Visma and Amazon Seller Central integration
Visma.net ERP runs your accounting and financial management. Amazon Seller Central manages your merchant operations and order fulfillment. Connecting the two keeps your customer invoices and settlement accounts in agreement with your Amazon sales. New orders placed on Amazon flow into Visma as customer invoices, and Amazon's financial settlement events post into your general ledger without manual re-entry. ml-connector bridges the very different OAuth 2.0 flows and the Restricted Data Token requirement that Amazon enforces.
What moves between them
The main flow is from Amazon Seller Central into Visma.net ERP. When orders are placed and shipped on Amazon, ml-connector reads the order and shipment events and posts customer invoices into Visma, mapped to the correct customer account and revenue account. After each seller settlement on Amazon, ml-connector polls the financial events and posts adjustment, refund, service fee, and settlement entries into Visma's general ledger, allocated to the accounts designated for e-commerce revenue and adjustments. Reference data such as Amazon order source codes and fulfillment channels are cached to tag Visma invoices and journal lines consistently. Visma can also push order returns and credit notes back to Amazon, though the primary flow is inbound from Amazon to Visma.

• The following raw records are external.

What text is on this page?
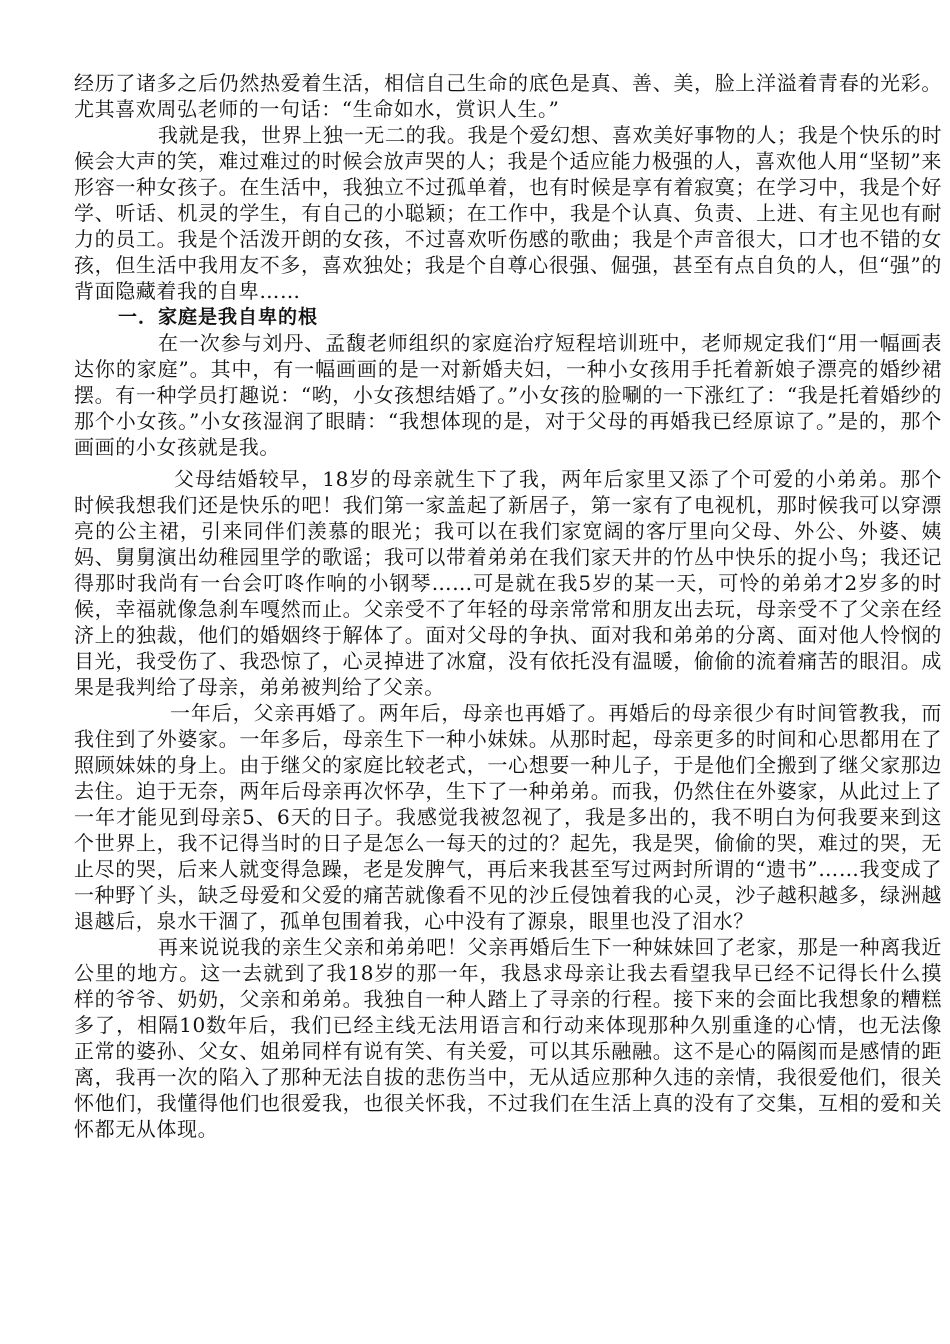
经历了诸多之后仍然热爱着生活，相信自己生命的底色是真、善、美，脸上洋溢着青春的光彩。尤其喜欢周弘老师的一句话：“生命如水，赏识人生。”

我就是我，世界上独一无二的我。我是个爱幻想、喜欢美好事物的人；我是个快乐的时候会大声的笑，难过难过的时候会放声哭的人；我是个适应能力极强的人，喜欢他人用“坚韧”来形容一种女孩子。在生活中，我独立不过孤单着，也有时候是享有着寂寞；在学习中，我是个好学、听话、机灵的学生，有自己的小聪颖；在工作中，我是个认真、负责、上进、有主见也有耐力的员工。我是个活泼开朗的女孩，不过喜欢听伤感的歌曲；我是个声音很大，口才也不错的女孩，但生活中我用友不多，喜欢独处；我是个自尊心很强、倔强，甚至有点自负的人，但“强”的背面隐藏着我的自卑……

一．家庭是我自卑的根

在一次参与刘丹、孟馥老师组织的家庭治疗短程培训班中，老师规定我们“用一幅画表达你的家庭”。其中，有一幅画画的是一对新婚夫妇，一种小女孩用手托着新娘子漂亮的婚纱裙摆。有一种学员打趣说：“哟，小女孩想结婚了。”小女孩的脸唰的一下涨红了：“我是托着婚纱的那个小女孩。”小女孩湿润了眼睛：“我想体现的是，对于父母的再婚我已经原谅了。”是的，那个画画的小女孩就是我。

父母结婚较早，18岁的母亲就生下了我，两年后家里又添了个可爱的小弟弟。那个时候我想我们还是快乐的吧！我们第一家盖起了新居子，第一家有了电视机，那时候我可以穿漂亮的公主裙，引来同伴们羡慕的眼光；我可以在我们家宽阔的客厅里向父母、外公、外婆、姨妈、舅舅演出幼稚园里学的歌谣；我可以带着弟弟在我们家天井的竹丛中快乐的捉小鸟；我还记得那时我尚有一台会叮咚作响的小钢琴……可是就在我5岁的某一天，可怜的弟弟才2岁多的时候，幸福就像急刹车嘎然而止。父亲受不了年轻的母亲常常和朋友出去玩，母亲受不了父亲在经济上的独裁，他们的婚姻终于解体了。面对父母的争执、面对我和弟弟的分离、面对他人怜悯的目光，我受伤了、我恐惊了，心灵掉进了冰窟，没有依托没有温暖，偷偷的流着痛苦的眼泪。成果是我判给了母亲，弟弟被判给了父亲。

一年后，父亲再婚了。两年后，母亲也再婚了。再婚后的母亲很少有时间管教我，而我住到了外婆家。一年多后，母亲生下一种小妹妹。从那时起，母亲更多的时间和心思都用在了照顾妹妹的身上。由于继父的家庭比较老式，一心想要一种儿子，于是他们全搬到了继父家那边去住。迫于无奈，两年后母亲再次怀孕，生下了一种弟弟。而我，仍然住在外婆家，从此过上了一年才能见到母亲5、6天的日子。我感觉我被忽视了，我是多出的，我不明白为何我要来到这个世界上，我不记得当时的日子是怎么一每天的过的？起先，我是哭，偷偷的哭，难过的哭，无止尽的哭，后来人就变得急躁，老是发脾气，再后来我甚至写过两封所谓的“遗书”……我变成了一种野丫头，缺乏母爱和父爱的痛苦就像看不见的沙丘侵蚀着我的心灵，沙子越积越多，绿洲越退越后，泉水干涸了，孤单包围着我，心中没有了源泉，眼里也没了泪水？

再来说说我的亲生父亲和弟弟吧！父亲再婚后生下一种妹妹回了老家，那是一种离我近公里的地方。这一去就到了我18岁的那一年，我恳求母亲让我去看望我早已经不记得长什么摸样的爷爷、奶奶，父亲和弟弟。我独自一种人踏上了寻亲的行程。接下来的会面比我想象的糟糕多了，相隔10数年后，我们已经主线无法用语言和行动来体现那种久别重逢的心情，也无法像正常的婆孙、父女、姐弟同样有说有笑、有关爱，可以其乐融融。这不是心的隔阂而是感情的距离，我再一次的陷入了那种无法自拔的悲伤当中，无从适应那种久违的亲情，我很爱他们，很关怀他们，我懂得他们也很爱我，也很关怀我，不过我们在生活上真的没有了交集，互相的爱和关怀都无从体现。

How ml-connector handles it
ml-connector stores both credential sets encrypted and manages the OAuth 2.0 token refresh for both platforms separately. On the Amazon side, it obtains a Restricted Data Token (RDT) when buyer address, phone, or payment method data is needed, respecting Amazon's data residency and PII constraints. Visma requires the ipp-company-id header on every call and the tenant_id in the token request, both stored per customer. Because Amazon's financial events are not available via push, ml-connector polls the Finances API on a schedule tied to your settlement cadence, typically daily, and deduplicates entries using the financial event group and event ID. Visma webhooks, if enabled, supplement polling for order-placed events to reduce latency. On failure, records carry the full audit trail and can be replayed. ml-connector maps Amazon's fee structures and refund reasons to the Visma journal transaction templates your finance team has defined.
A real-world example
A small to mid-size e-commerce seller operates an online store on Amazon across North America and Europe, using Visma.net ERP to manage accounting and financial reporting. Before the integration, the seller's finance team downloaded Amazon settlement reports manually each week, mapped order totals to customer invoices, and posted refunds and fee adjustments into Visma by hand. Month-end reconciliation took days because Amazon order counts and settlement totals had to be manually cross-checked against the invoices in Visma. With Visma and Amazon Seller Central connected, each order automatically posts as a customer invoice when it ships, and settlement events flow into the general ledger on the day they post to the seller's bank account. Reconciliation is immediate and the manual data entry is gone.
What you can do
- Sync orders from Amazon Seller Central into Visma.net ERP as customer invoices, mapped to the correct customer and revenue account.
- Post Amazon financial settlement events, refunds, and service fees into Visma journal transactions and accounts automatically after each settlement period.
- Handle Amazon's Restricted Data Token flow to access buyer address and payment method data where required by your integration rules.
- Manage OAuth 2.0 token refresh for both Visma and Amazon, and poll Amazon's Finances API on a schedule tied to your settlement calendar.
- Maintain a full audit trail on every order and financial event, with error replay and reconciliation support.
Questions
- Which direction does data move between Visma.net ERP and Amazon Seller Central?
- The main flow is from Amazon into Visma. Orders and shipments flow into Visma as customer invoices, and Amazon financial settlement events post into Visma journal transactions and accounts. Visma can also push order returns and credit notes back to Amazon, though this is less common. The integration is designed to keep Visma's customer invoices and settlement accounts in agreement with Amazon's order and financial records.
- What is the Restricted Data Token and why does Amazon require it?
- Amazon restricts direct access to buyer addresses, phone numbers, and payment methods for privacy and compliance. When your integration needs this data, ml-connector calls the Amazon Tokens API to obtain a Restricted Data Token (RDT) for that specific request, keeping PII data access audited and time-limited. The RDT expires in one hour, so ml-connector refreshes it only when needed.
- How does the integration handle Amazon's lack of webhooks for financial events?
- Amazon does not push financial settlement events; they must be polled. ml-connector polls the Amazon Finances API on a daily schedule or on a cadence tied to your settlement calendar, and deduplicates entries using the financial event group ID and event ID. EventBridge or SQS webhooks are used for order change notifications to reduce latency, supplementing polling for other data.